Parallel Voices 2019

a performance for eight vocalists and a single channel projection.

In this work I recreated an 8-bit computer parallel bus in software. Each bit (zero or one) was controlled by the volume of each singer’s voice. The different combinations of the voices produced text, colours and images. The visual information generated through the actions of the singers was projected on a large screen behind the performers.

The following video documents a complete performance of the work that took place at the Lowry, Salford on 17th November, 2019. It was commissioned by Manchester- based organisation called Drift. The singers were a Manchester based group called Vocal Harum, in addition to Kelly Jayne Jones, Anthony Watt and myself.

Parallel Voices - The Lowry Salford, 2019

Structure of the piece
The work was made up of eight sections that were developed during rehearsals. The singers followed a simple score that will be described further below. In section one we established the relationship between the singer’s voices and what was happening on screen. Each singer took in turn to sing into a microphone, and this corresponded with a bit which was projected above their head, changing on the screen. In section two, each time I tapped a drum pad the state of the zeros and ones was interpreted by the computer software and processed into a letter. At first these letters were random but as the singers started to work from a predefined score we repeated the word ‘breathe’, sometimes getting it right and sometimes getting it wrong.

Parallel Voices - ASCII section

In section three we produced full screen 3-bit colour with the Therefore singers located on stage left. With three bits it is possible to produce the following eight colours.

000 = black, 001 = blue, 010 = green, 011 = cyan, 100 = red, 101 = magenta, 110 = yellow, 111 = white

Parallel Voices - colour section, 001 = blue

Parallel Voices - colour section, 101 = magenta,

In section four we produced large pixels first using the same three bits. Here the singers sang a particular pattern, working through the colours sequentially in order to produce the following test stripes.

Parallel Voices - 3-bit pixels

In section five we produced a very crude 6-bit pixilated image where we worked through different combinations of singers to produce the different colours.

Parallel Voices - 6-bit pixels

Finally, we tried random shades, grey bars, and whatever would be generated by the singers singing whatever they wanted.

Parallel Voices - grey bars

Parallel Voices - cloud

Parallel Voices - glitches

Technical setup
The following image and downloadable link illustrates the technical setup.

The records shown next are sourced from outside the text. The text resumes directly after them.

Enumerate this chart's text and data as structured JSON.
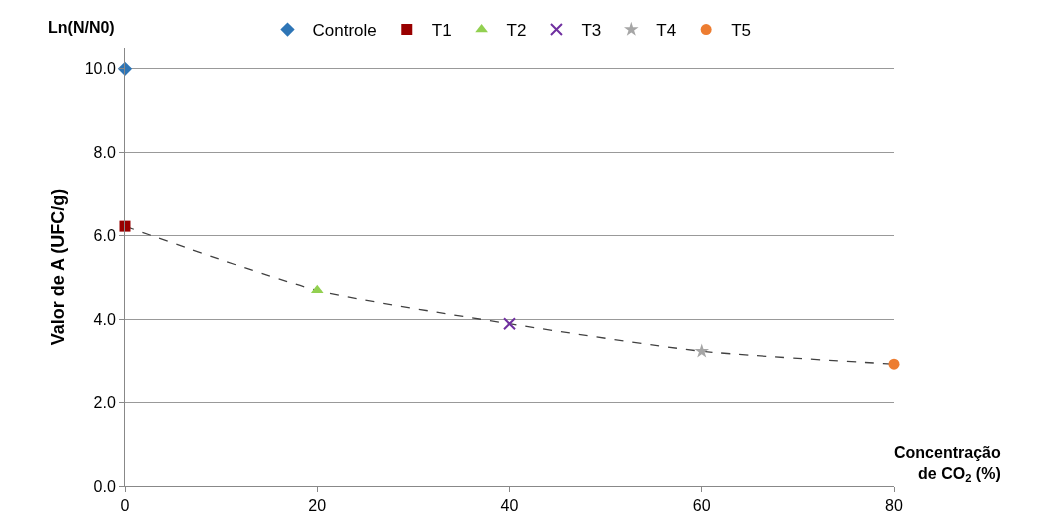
{
  "chart_data": {
    "type": "scatter",
    "ylabel": "Valor de A (UFC/g)",
    "xlabel": "Concentração de CO$_{2}$ (%)",
    "annotations": [
      "Ln(N/N0)"
    ],
    "series": [
      {
        "type": "line",
        "x": [
          0,
          20,
          40,
          60,
          80
        ],
        "values": [
          6.23,
          4.69,
          3.89,
          3.23,
          2.92
        ],
        "color": "#404040",
        "line_style": "dashed",
        "marker": "none"
      },
      {
        "name": "Controle",
        "x": [
          0
        ],
        "values": [
          10.0
        ],
        "color": "#2e75b6",
        "marker": "diamond"
      },
      {
        "name": "T1",
        "x": [
          0
        ],
        "values": [
          6.23
        ],
        "color": "#990000",
        "marker": "square"
      },
      {
        "name": "T2",
        "x": [
          20
        ],
        "values": [
          4.69
        ],
        "color": "#92d050",
        "marker": "triangle"
      },
      {
        "name": "T3",
        "x": [
          40
        ],
        "values": [
          3.89
        ],
        "color": "#7030a0",
        "marker": "cross"
      },
      {
        "name": "T4",
        "x": [
          60
        ],
        "values": [
          3.23
        ],
        "color": "#a6a6a6",
        "marker": "star"
      },
      {
        "name": "T5",
        "x": [
          80
        ],
        "values": [
          2.92
        ],
        "color": "#ed7d31",
        "marker": "circle"
      }
    ],
    "xlim": [
      0,
      80
    ],
    "xticks": [
      0,
      20,
      40,
      60,
      80
    ],
    "ylim": [
      0,
      10.5
    ],
    "yticks": [
      {
        "value": 0,
        "label": "0.0"
      },
      {
        "value": 2,
        "label": "2.0"
      },
      {
        "value": 4,
        "label": "4.0"
      },
      {
        "value": 6,
        "label": "6.0"
      },
      {
        "value": 8,
        "label": "8.0"
      },
      {
        "value": 10,
        "label": "10.0"
      }
    ],
    "grid": "y",
    "legend": "top"
  }
}
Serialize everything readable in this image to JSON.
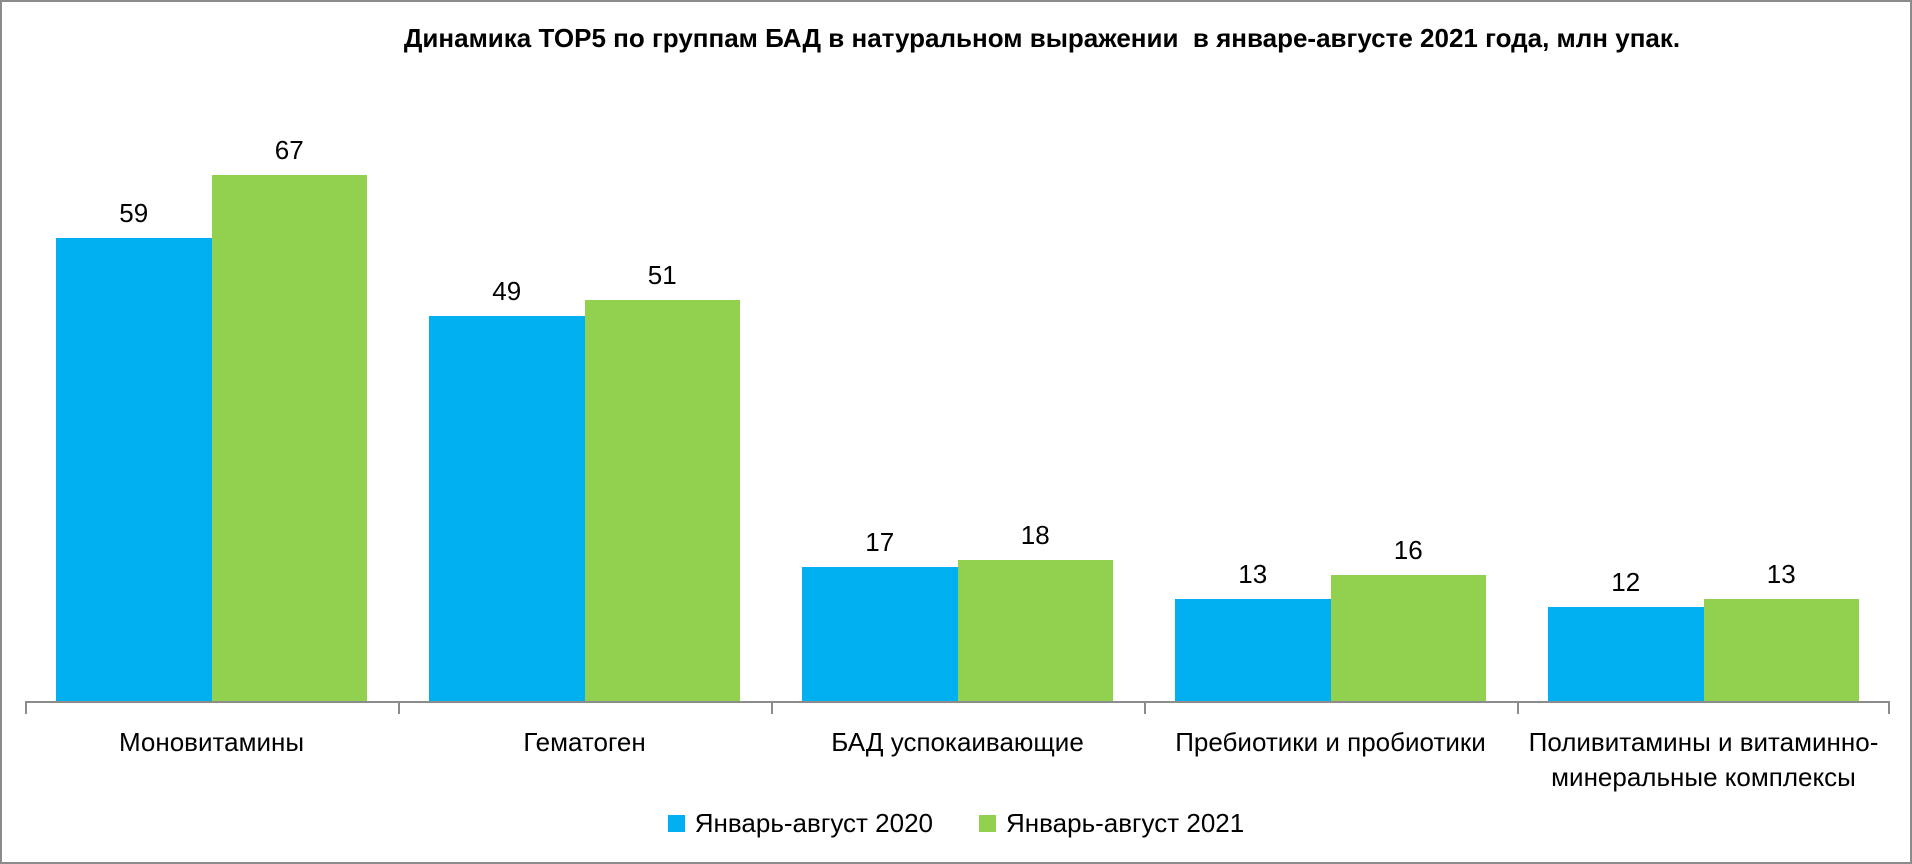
{
  "chart_data": {
    "type": "bar",
    "title": "Динамика TOP5 по группам БАД в натуральном выражении  в январе-августе 2021 года, млн упак.",
    "categories": [
      "Моновитамины",
      "Гематоген",
      "БАД успокаивающие",
      "Пребиотики и пробиотики",
      "Поливитамины и витаминно-минеральные комплексы"
    ],
    "series": [
      {
        "name": "Январь-август 2020",
        "color": "#00B0F0",
        "values": [
          59,
          49,
          17,
          13,
          12
        ]
      },
      {
        "name": "Январь-август 2021",
        "color": "#92D050",
        "values": [
          67,
          51,
          18,
          16,
          13
        ]
      }
    ],
    "ylim": [
      0,
      89
    ],
    "grid": false,
    "y_axis_visible": false,
    "value_labels": true,
    "legend_position": "bottom"
  },
  "colors": {
    "background": "#FFFFFF",
    "border": "#8C8C8C",
    "axis": "#8C8C8C",
    "text": "#000000",
    "series_2020": "#00B0F0",
    "series_2021": "#92D050"
  }
}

Parallel Voices - Schematic

Download technical setup

The eight signals from the microphones and the trigger input went into a sofware patch built in Pure Data. This analysed the amplitude of each voice and when it reached a determined threshold the bit changed state from zero to one. This change was sent as an OSC message to a Raspberry Pi computer which ran the software written in OpenFrameworks. This software converted the bits into bytes and produced the text and visuals. This purposefully kept all the audio signals away from any interference from the HDMI cable and allowed for flexible testing.

Parallel Voices - PureData patch

Download PureData patch

Software tests
An additional advantage of having the software that processed the visuals on a different computer was that it enabled me to run tests with computer versions of the singers. The video below is a compilation of some of these.

Parallel Voices - software tests, 2019

The piece was intended to be performed by a group and to be accessible to people with a range of musical abilities, so a grid system was used allowing each vocalist to see their part in relation to the others and broken into 4/4 time.